History shows that women have outvoted men for many years. According to the Centre for American Women and Politics at Rutgers University, “the number of female voters has exceeded the number of male voters in every presidential election since 1964”[Source]. This is also attributed to the fact that women make up more than half of the population in most countries, allowing them to vote in large numbers.
What Gender is most likely to Vote?
Women in America have only had this right for less than a century, but they exercise it in much greater numbers and at a higher percentage than their male counterparts”. Because they make up the majority of the population, women know they play a critical role in electing a country’s leaders and representatives. Women are encouraged to seek high political offices and to vote in every election so that their voices can be heard. Traditionally, only men followed political trends, but this is a thing of the past, as we have female prime ministers and presidents and a gender balance in parliaments.
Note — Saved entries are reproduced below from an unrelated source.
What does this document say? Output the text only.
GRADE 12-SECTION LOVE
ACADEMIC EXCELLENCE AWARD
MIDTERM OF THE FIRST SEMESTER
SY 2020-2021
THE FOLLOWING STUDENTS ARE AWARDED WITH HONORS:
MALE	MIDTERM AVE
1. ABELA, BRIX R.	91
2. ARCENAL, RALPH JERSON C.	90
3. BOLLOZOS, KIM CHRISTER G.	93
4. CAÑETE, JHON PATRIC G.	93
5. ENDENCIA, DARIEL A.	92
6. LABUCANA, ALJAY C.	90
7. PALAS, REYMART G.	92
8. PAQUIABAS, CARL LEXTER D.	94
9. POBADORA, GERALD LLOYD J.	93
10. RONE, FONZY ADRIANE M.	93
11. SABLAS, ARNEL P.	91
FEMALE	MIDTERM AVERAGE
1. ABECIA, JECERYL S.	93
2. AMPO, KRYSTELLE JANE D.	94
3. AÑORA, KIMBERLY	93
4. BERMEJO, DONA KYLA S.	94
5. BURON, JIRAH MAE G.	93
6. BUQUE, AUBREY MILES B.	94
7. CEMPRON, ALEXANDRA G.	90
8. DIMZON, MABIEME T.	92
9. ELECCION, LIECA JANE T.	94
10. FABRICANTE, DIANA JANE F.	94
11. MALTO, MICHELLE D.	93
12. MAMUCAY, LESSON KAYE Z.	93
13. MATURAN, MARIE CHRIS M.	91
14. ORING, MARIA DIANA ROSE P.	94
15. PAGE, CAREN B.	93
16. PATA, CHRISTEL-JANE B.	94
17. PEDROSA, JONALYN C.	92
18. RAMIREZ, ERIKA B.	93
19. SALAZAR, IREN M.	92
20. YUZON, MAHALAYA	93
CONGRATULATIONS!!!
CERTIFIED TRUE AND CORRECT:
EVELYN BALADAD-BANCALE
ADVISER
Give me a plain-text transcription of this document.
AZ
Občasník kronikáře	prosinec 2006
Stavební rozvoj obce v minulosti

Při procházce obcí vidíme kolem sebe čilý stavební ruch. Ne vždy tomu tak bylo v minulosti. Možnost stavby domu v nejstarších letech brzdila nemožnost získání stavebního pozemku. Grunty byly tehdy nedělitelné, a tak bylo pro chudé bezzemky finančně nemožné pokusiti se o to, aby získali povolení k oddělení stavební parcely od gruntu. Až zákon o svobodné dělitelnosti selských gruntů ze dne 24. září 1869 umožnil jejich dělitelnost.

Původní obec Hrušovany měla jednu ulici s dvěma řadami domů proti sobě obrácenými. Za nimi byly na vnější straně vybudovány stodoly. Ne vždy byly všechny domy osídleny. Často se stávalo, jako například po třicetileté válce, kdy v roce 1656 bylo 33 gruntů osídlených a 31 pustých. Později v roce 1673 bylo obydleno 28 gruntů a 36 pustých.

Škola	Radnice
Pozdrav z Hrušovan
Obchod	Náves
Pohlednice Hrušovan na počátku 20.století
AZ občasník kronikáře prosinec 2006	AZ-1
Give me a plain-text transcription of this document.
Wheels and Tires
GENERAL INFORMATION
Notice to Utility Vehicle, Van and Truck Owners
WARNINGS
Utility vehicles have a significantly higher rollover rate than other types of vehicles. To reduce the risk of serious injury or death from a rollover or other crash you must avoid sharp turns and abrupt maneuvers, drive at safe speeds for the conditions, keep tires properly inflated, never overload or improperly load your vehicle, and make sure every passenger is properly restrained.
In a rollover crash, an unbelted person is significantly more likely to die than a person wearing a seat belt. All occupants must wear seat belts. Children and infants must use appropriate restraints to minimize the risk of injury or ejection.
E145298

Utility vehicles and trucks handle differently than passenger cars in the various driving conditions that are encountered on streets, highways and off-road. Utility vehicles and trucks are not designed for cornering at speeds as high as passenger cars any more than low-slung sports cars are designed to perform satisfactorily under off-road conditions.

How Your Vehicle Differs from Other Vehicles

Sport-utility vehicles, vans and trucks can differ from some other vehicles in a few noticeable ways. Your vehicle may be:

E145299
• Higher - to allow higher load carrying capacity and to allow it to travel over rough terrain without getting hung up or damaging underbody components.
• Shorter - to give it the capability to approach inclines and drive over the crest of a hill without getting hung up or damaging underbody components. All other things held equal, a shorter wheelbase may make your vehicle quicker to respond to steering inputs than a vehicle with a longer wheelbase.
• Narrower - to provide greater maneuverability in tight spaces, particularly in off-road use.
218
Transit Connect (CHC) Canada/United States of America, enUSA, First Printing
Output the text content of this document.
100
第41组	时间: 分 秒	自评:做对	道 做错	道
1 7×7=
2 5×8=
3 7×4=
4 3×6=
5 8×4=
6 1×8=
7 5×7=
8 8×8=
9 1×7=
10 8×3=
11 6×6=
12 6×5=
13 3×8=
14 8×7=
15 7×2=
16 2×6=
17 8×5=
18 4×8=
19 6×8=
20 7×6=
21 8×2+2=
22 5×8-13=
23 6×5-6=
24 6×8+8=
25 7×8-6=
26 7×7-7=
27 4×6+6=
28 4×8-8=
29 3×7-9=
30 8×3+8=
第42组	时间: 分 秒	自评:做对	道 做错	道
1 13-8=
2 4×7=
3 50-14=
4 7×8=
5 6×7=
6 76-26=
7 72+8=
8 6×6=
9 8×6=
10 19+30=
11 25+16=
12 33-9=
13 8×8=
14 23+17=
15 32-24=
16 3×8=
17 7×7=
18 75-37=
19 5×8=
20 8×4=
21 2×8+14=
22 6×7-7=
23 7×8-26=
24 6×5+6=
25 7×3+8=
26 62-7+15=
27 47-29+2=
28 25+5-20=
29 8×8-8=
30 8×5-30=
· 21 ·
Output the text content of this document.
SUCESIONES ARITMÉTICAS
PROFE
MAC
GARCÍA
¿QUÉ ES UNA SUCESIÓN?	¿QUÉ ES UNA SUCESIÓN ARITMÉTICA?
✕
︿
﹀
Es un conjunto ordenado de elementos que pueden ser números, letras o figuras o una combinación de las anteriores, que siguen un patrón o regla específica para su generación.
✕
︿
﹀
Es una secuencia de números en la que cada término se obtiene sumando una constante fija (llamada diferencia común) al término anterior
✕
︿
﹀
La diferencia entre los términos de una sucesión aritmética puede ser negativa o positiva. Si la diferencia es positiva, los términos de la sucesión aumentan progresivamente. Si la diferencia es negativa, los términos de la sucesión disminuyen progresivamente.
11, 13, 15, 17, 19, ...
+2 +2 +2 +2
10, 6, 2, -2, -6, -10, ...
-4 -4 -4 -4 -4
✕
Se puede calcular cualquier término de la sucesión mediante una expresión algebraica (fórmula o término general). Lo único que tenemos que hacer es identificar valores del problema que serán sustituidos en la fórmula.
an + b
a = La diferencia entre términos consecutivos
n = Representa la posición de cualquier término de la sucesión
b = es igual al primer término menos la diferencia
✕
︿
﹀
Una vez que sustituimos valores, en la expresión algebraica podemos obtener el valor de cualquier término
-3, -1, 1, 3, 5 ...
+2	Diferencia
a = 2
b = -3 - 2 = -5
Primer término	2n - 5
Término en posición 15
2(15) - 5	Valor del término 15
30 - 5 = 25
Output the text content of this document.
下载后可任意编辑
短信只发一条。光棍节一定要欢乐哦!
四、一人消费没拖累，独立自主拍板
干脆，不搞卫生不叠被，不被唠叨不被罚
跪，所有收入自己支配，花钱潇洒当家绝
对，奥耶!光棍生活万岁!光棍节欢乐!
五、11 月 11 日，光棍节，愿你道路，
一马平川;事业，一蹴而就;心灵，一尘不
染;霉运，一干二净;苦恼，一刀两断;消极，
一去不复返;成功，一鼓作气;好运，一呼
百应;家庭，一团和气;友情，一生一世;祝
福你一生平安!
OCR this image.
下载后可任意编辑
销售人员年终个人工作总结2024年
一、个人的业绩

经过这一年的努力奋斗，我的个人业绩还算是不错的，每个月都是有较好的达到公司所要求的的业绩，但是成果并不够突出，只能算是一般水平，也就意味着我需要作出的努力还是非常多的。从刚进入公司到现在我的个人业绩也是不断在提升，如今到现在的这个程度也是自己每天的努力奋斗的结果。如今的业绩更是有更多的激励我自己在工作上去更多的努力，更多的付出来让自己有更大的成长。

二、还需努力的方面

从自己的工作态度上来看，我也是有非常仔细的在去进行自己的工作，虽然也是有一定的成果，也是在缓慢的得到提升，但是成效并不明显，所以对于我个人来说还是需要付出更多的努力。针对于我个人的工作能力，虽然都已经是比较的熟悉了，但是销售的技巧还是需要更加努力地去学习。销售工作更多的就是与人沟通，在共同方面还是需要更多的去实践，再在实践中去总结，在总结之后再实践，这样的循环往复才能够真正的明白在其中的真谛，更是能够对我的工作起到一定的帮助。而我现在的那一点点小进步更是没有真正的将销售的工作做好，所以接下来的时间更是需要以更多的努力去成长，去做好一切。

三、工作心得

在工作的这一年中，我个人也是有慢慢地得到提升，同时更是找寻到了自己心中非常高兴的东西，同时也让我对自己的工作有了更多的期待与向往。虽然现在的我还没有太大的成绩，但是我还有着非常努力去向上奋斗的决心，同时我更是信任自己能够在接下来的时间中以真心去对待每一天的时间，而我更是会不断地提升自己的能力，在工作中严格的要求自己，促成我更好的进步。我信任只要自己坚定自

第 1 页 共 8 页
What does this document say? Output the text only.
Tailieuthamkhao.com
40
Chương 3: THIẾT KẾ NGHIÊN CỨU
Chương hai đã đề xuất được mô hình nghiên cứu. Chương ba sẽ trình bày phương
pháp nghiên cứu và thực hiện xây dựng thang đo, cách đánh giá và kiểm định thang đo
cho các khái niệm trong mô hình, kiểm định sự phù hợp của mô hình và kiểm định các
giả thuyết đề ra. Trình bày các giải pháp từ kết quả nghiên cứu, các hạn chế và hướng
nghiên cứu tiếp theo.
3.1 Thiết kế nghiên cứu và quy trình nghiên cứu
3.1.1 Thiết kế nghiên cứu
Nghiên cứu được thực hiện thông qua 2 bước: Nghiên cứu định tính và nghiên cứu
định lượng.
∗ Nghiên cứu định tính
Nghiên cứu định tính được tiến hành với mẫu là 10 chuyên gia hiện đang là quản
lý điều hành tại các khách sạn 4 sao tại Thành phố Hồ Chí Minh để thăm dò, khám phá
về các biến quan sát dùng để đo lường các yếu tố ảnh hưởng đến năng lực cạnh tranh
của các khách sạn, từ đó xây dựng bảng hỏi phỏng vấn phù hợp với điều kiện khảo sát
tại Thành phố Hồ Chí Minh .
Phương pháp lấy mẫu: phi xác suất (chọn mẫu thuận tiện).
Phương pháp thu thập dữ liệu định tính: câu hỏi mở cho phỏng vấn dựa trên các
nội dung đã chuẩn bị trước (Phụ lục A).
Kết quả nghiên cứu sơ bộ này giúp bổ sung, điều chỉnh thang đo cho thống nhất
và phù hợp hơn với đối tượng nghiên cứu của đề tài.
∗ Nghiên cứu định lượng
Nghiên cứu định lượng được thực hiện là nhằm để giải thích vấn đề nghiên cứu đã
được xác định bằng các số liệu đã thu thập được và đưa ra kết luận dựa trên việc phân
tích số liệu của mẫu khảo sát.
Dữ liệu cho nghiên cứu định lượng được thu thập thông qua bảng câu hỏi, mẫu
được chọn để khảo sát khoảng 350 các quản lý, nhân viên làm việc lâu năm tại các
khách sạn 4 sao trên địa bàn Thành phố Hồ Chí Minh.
How many Women Voted in 2020?
Election statistics for the 2020 parliamentary elections show that 68% of eligible women were able to cast their ballots [Source]. Statista found that 74.1% of women registered to vote in the 2020 general election [Source]. This election race, which pitted former U.S. President Donald against current U.S. President Joe Biden, made history regarding the number of women who voted. MSNBC commented on the gendered turnout saying, “Women once again voted more often than men. In this year of record turnout, they cast more votes than ever before”.
Voting Statistics by Gender 2020
In the 2020 parliamentary elections, of the 74.1 percent of registered women, 68% were able to vote, while only 71.2% of men were registered voters in the same year, and 65% of men participated in the elections. In 2020, a total of 155 million people went to the polls. 4%, or 552,500 voters, did not go to the polls due to concerns about the Coronavirus pandemic.
Voter Turnout by Gender 2018
In 2018, the United States Census Bureau found that “55 percent of women voted compared to 52 percent of men, a 3 percentage difference” [Source].
Gender Voting Statistics
In every U.S. presidential election since 1984, women reported voting slightly more often than men” and “At the same time, the gender gap in party affiliation continues to widen.”
The explanation given for why more women vote is that women vote because they “have more to do with government in their daily lives than men do.” Compared to men, they are more likely to benefit from security benefits such as food stamps and child care subsidies. In addition, feminist movements urge women to vote more and pursue high political careers.